Impact of selenium status on Aroclor 1254-induced DNA damage in sperm and different tissues of rats
Published in Toxicology Mechanisms and Methods, 2018
Sevtap Aydin, Pinar Erkekoglu, Nurşen Başaran, Belma Kocer-Gumusel
Oxidative stress is suggested to induce oxidative DNA damage, including DNA base damages which can be detected by comet assay. Comet assay is a useful, versatile, easy, sensitive and low cost technique in detecting the DNA damage. It can be applied to wide range of cells, including sperm (Balasubramanyam et al. 2010). To our knowledge, this is the first study that uses Comet assay to show the effects of selenium status in Aroclor 1254-induced multi-organ toxicity. Currently, we have observed that Se deficiency alone can induce DNA damage, particularly in brain and sperm.
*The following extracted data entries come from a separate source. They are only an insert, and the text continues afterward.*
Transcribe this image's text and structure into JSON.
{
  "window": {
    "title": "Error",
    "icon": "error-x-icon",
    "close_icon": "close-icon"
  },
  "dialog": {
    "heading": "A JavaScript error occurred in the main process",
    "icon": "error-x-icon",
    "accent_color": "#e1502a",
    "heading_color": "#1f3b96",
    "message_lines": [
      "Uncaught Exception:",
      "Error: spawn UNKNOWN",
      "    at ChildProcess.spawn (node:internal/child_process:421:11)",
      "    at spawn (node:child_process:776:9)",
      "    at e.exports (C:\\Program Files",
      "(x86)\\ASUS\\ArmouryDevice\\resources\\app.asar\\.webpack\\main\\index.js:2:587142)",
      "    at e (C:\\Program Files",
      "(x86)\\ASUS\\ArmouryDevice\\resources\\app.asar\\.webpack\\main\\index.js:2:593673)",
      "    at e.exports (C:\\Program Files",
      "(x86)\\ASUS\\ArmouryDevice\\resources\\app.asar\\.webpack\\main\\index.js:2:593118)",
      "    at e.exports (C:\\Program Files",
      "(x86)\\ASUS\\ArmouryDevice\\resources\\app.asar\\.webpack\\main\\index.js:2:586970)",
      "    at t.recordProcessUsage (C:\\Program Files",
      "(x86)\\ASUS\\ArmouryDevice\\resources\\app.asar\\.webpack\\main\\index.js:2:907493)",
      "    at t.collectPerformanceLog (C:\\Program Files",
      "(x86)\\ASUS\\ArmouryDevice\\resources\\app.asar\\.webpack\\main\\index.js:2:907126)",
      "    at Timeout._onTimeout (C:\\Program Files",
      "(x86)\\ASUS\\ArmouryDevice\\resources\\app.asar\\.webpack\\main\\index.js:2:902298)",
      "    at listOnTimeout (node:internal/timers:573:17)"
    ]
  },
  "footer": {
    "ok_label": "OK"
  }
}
Aroclor 1254 increased DNA damage in blood, liver, kidney, brain and sperm as evidenced by significant increases in DNA tail intensity, DNA tail moment and DNA tail migration (Figures 1–5). Se supplementation ameliorated the toxic effects of Aroclor 1254 in blood, liver, kidney and brain (Erkekoglu et al. 2012; Erkekoglu et al. 2015). Moreover, Se protected the sperm against the DNA damage-induced by this particular PCB congener. Se deficiency, on the other hand, aggravated Aroclor 1254’s toxicity in all of the organs as well as in sperm. Previously, we have shown that Se is found in higher concentrations in kidney compared to other organs. This might be the reason why Se supplementation was highly protective in kidney against Aroclor 1254 toxicity compared to other organs. Besides, in sperm, Se supplementation was also highly protective against toxic effects of Aroclor 1254 and almost prevented all of DNA-damaging effects of this particular PCB mixture.